Victoria Falls safaris incorporate canoeing on the upper and lower Zambezi River for a completely different vantage point of all the animals that frequent the river banks and surrounds.
River cruises are another tamer touring option compared to white-water rafting, which is guaranteed to get your adrenalin pumping on day trips or expeditions.
Mosi-O-Tunya National Park incorporates the Victoria Falls as it stretches about 12km along the upper Zambezi. It’s a good ‘dry’ tour if you want to see antelope, zebra, giraffe and the only white rhinos to have a safe haven in the country.
Victoria Falls lodges like the Victoria Falls Hotel provide quick access to Namibia, Botswana and Zambia if you have time to wander beyond the immediate vicinity of this world-renowned landmark and its nearby attractions. The Victoria Falls Hotel is perched on the edge of the Batoka Gorge with a view of the railway bridge named after the spectacle.
Bear in mind that even on a ‘dry’ tour, you must be prepared to get a little wet for the spray from the ‘Smoke that Thunders’ is far-reaching.
Attempting the world's highest free-standing bungee jump from the Victoria Falls bridge is one way to get your adrenalin pumping. Hot air ballooning is something else to do from a great height, and provides unforgettable views of this natural wonder.

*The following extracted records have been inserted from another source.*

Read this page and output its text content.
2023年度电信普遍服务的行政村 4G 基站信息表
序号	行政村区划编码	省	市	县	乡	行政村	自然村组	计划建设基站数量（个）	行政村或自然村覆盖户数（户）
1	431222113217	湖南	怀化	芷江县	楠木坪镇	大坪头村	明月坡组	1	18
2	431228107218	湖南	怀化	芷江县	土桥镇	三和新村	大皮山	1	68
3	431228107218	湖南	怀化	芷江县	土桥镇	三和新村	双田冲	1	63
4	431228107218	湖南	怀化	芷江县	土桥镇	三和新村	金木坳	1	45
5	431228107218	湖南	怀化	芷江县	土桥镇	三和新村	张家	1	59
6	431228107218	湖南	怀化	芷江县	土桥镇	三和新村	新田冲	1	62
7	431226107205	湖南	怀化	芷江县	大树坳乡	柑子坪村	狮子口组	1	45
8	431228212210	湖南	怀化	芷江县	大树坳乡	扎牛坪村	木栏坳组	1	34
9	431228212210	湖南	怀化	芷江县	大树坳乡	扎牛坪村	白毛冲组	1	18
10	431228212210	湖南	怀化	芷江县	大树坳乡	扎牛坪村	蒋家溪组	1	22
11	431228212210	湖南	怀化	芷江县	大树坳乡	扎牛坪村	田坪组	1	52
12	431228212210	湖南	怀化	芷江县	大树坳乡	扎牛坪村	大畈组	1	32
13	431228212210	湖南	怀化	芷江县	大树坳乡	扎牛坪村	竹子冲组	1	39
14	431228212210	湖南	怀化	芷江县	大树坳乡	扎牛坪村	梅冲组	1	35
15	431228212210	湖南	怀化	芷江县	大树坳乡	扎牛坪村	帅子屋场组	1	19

The conventional day and night game drives; traditional, cultural, Zambezi Nature Sanctuary and Falls tours; horseback and elephant trails are highly recommended too.
David Livingstone’s discovery of the Victoria Falls in November 1855 is commemorated through Livingstone Island and Livingstone Town. The Island is where he first sighted the Falls, which are so large that they are identified in five parts, namely: the Devil's Cataract, Cataract Island, the Main Falls, Rainbow Falls and the Eastern Cataract.